The following conditions must apply:

  1. that the trade produces overall gains in ambient environmental conditions;
  2. that such gains satisfy goals set forth in approved government plans;
  3. that reductions for trades are beyond current legal requirements, with indicated reductions being greater than 1:1 as a hedge against uncertainty and non-compliance;
  4. that the required reductions be new (e.g., not be taken from unused allowances);
  5. that trading should be limited to pollutants of the same kind;
  6. that no credit be granted for reductions from sources closed down prior to the proposal for the trade;
  7. that the trade occur within the same local physiographic unit (e.g., watershed or airshed), except that for the purposes of carbon dioxide, the entire atmosphere is the airshed*;
    *However, a CO2 trade should not be allowable if air quality could be worsened locally or regionally as a result of the trade (because of associated pollutants such as NOx). [That outcome would violate various other provisions of this policy (e.g., it would like run afoul particularly of either #1, C, or D.).]
  8. that in all cases monitoring be provided by the seller, with results reported to regulators and made public, to assure that the required reductions actually occur; increased costs to the public of surveillance should be covered by permit fees;
  9. that data on these reductions is provided to the public in an easily understood format (electronically as well as in hard copy);
  10. that whoever cheats be punished by severe fines that are applied automatically and that surety bonds be provided, where appropriate, as an incentive to perform; and that buyers who rely on unwarranted credits also be subject to fines;
  11. that information on violations remain public information and not be subject to "audit privilege" or other forms of confidential business information; and that compliance records for all firms engaging in trading be made available to any member of the public (and not be subject to "audit privilege"), including records on inspections and violations;
  12. that violators will have their allowable releases reduced in the year following the violation by the amount of their excess releases; where the amount of this excess is unknown, it should be assumed to be the maximum physically possible;
  13. that the trader be competent to make the required reductions and that firms that have contributed materially to ambient problems not be eligible to engage in trading;
  14. that chronic cheaters be excluded from trading programs;
  15. that the government retain the right to further limit allowable releases, without needing to compensate the releasor. Permission to trade must not establish a right to pollute, nor any property interest in material that is released.

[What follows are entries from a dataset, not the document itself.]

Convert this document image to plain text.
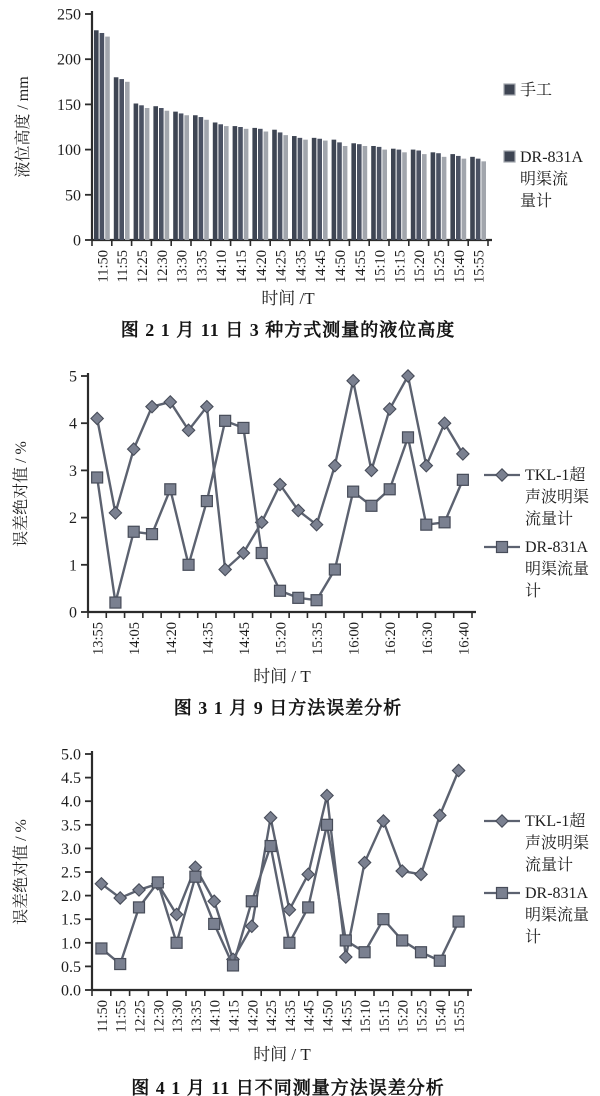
0
50
100
150
200
250
液位高度 / mm
时间 /T
11:50 11:55 12:25 12:30 13:30 13:35 14:10 14:15 14:20 14:25 14:35 14:45 14:50 14:55 15:10 15:15 15:20 15:25 15:40 15:55
手工
DR-831A
明渠流
量计
图 2 1 月 11 日 3 种方式测量的液位高度
0
1
2
3
4
5
误差绝对值 / %
时间 / T
13:55 14:05 14:20 14:35 14:45 15:20 15:35 16:00 16:20 16:30 16:40
TKL-1超
声波明渠
流量计
DR-831A
明渠流量
计
图 3 1 月 9 日方法误差分析
0.0
0.5
1.0
1.5
2.0
2.5
3.0
3.5
4.0
4.5
5.0
误差绝对值 / %
时间 / T
11:50 11:55 12:25 12:30 13:30 13:35 14:10 14:15 14:20 14:25 14:35 14:45 14:50 14:55 15:10 15:15 15:20 15:25 15:40 15:55
TKL-1超
声波明渠
流量计
DR-831A
明渠流量
计
图 4 1 月 11 日不同测量方法误差分析
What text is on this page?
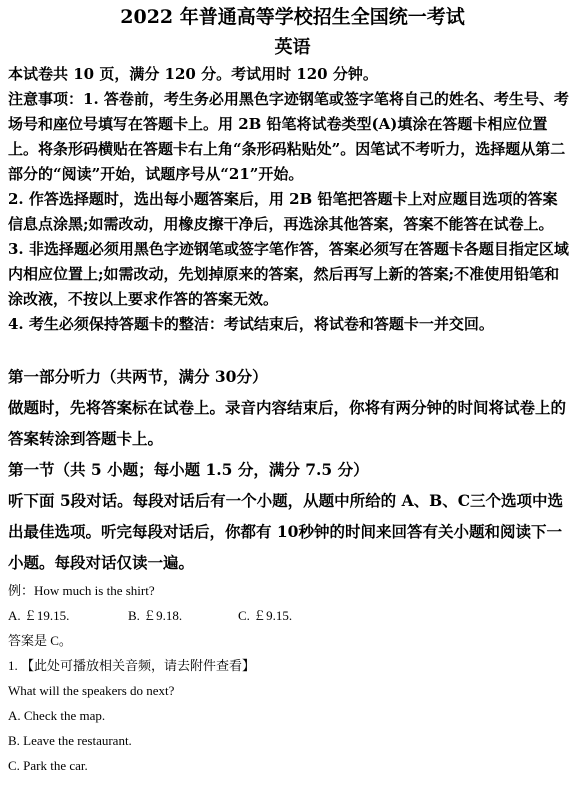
2022 年普通高等学校招生全国统一考试
英语

本试卷共 10 页，满分 120 分。考试用时 120 分钟。

注意事项：1. 答卷前，考生务必用黑色字迹钢笔或签字笔将自己的姓名、考生号、考场号和座位号填写在答题卡上。用 2B 铅笔将试卷类型(A)填涂在答题卡相应位置上。将条形码横贴在答题卡右上角“条形码粘贴处”。因笔试不考听力，选择题从第二部分的“阅读”开始，试题序号从“21”开始。

2. 作答选择题时，选出每小题答案后，用 2B 铅笔把答题卡上对应题目选项的答案信息点涂黑;如需改动，用橡皮擦干净后，再选涂其他答案，答案不能答在试卷上。

3. 非选择题必须用黑色字迹钢笔或签字笔作答，答案必须写在答题卡各题目指定区域内相应位置上;如需改动，先划掉原来的答案，然后再写上新的答案;不准使用铅笔和涂改液，不按以上要求作答的答案无效。

4. 考生必须保持答题卡的整洁：考试结束后，将试卷和答题卡一并交回。

第一部分听力（共两节，满分 30分）

做题时，先将答案标在试卷上。录音内容结束后，你将有两分钟的时间将试卷上的答案转涂到答题卡上。

第一节（共 5 小题；每小题 1.5 分，满分 7.5 分）

听下面 5段对话。每段对话后有一个小题，从题中所给的 A、B、C三个选项中选出最佳选项。听完每段对话后，你都有 10秒钟的时间来回答有关小题和阅读下一小题。每段对话仅读一遍。

例：How much is the shirt?

A. ￡19.15.	B. ￡9.18.	C. ￡9.15.

答案是 C。

1. 【此处可播放相关音频，请去附件查看】

What will the speakers do next?

A. Check the map.

B. Leave the restaurant.

C. Park the car.
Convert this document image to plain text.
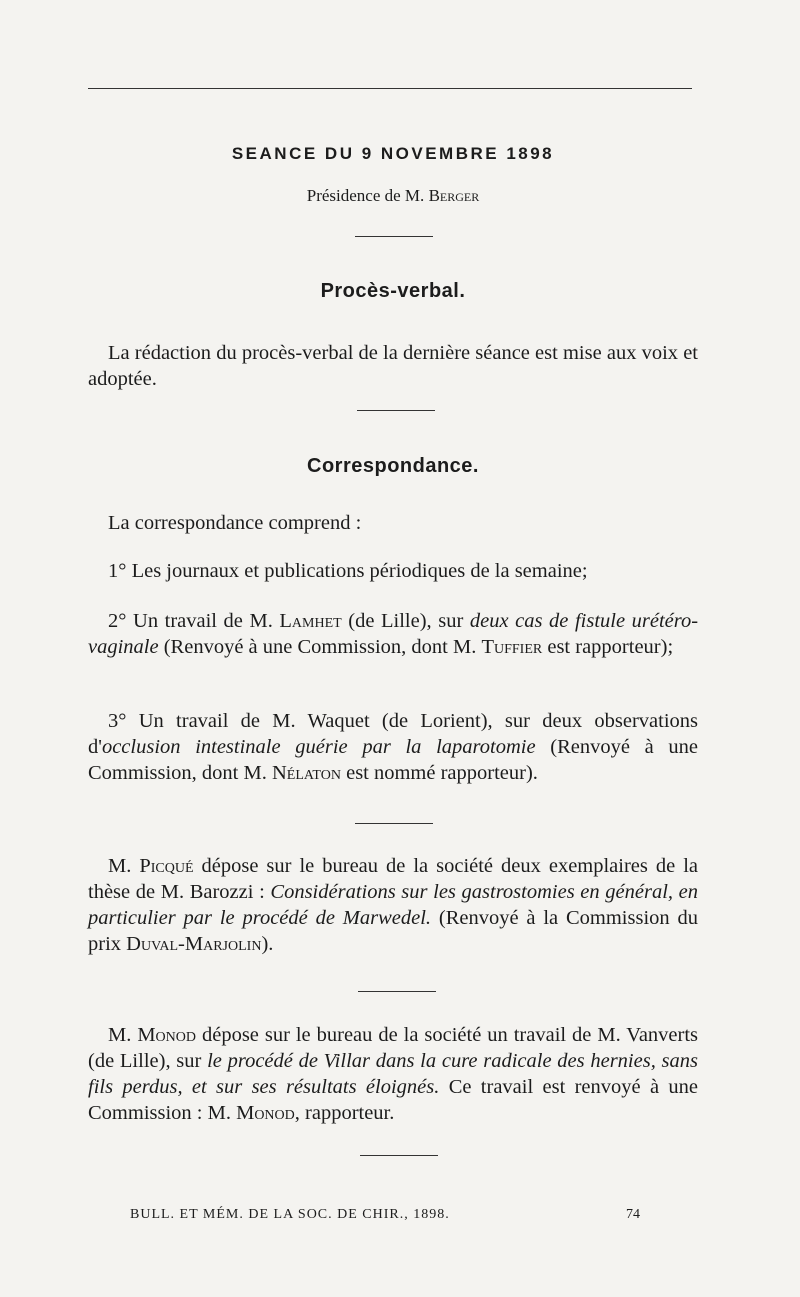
SEANCE DU 9 NOVEMBRE 1898
Présidence de M. Berger
Procès-verbal.
La rédaction du procès-verbal de la dernière séance est mise aux voix et adoptée.
Correspondance.
La correspondance comprend :
1° Les journaux et publications périodiques de la semaine;
2° Un travail de M. Lamhet (de Lille), sur deux cas de fistule urétéro-vaginale (Renvoyé à une Commission, dont M. Tuffier est rapporteur);
3° Un travail de M. Waquet (de Lorient), sur deux observations d'occlusion intestinale guérie par la laparotomie (Renvoyé à une Commission, dont M. Nélaton est nommé rapporteur).
M. Picqué dépose sur le bureau de la société deux exemplaires de la thèse de M. Barozzi : Considérations sur les gastrostomies en général, en particulier par le procédé de Marwedel. (Renvoyé à la Commission du prix Duval-Marjolin).
M. Monod dépose sur le bureau de la société un travail de M. Vanverts (de Lille), sur le procédé de Villar dans la cure radicale des hernies, sans fils perdus, et sur ses résultats éloignés. Ce travail est renvoyé à une Commission : M. Monod, rapporteur.
BULL. ET MÉM. DE LA SOC. DE CHIR., 1898.	74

Under no circumstances should trading arrangements lead to the following:

  1. Violation of ambient standards, expanded pollution at grandfathered sites (i.e., from old sites granted legal exemption from meeting standards), nor significant deterioration in the quality of air and water which has been good, nor degradation of soils, ecosystems or other public values;
  2. Increased releases of any of the following categories of toxics (measured at the point of release): -- heavy metals -- neurotoxins -- known or suspected carcinogens -- known or suspected endocrine disrupters -- known or suspected mutagens, or -- persistant or bioaccumulative agents;
  3. Backsliding on pollution control obligations, nor on best management practices, nor facilitate irresponsible conduct;
  4. Build up of levels of pollution in Clean Air Act non-attainment areas, nor make conditions worse in such areas;
  5. Monopolization of pollution allowances;
  6. Trading in, and between, communities that disapprove of trades that affect them. Trading should never proceed without assessing the cumulative impact on communities subject to trading that involves multiple sources; public review and participation should be provided.
  7. That any community be disproportionately burdened by the results of the trade, especially those communities that are already disproportionately burdened by toxics, or other noxious land, water or air pollutants.

Adopted by the Board of Directors, February 20-21, 1999.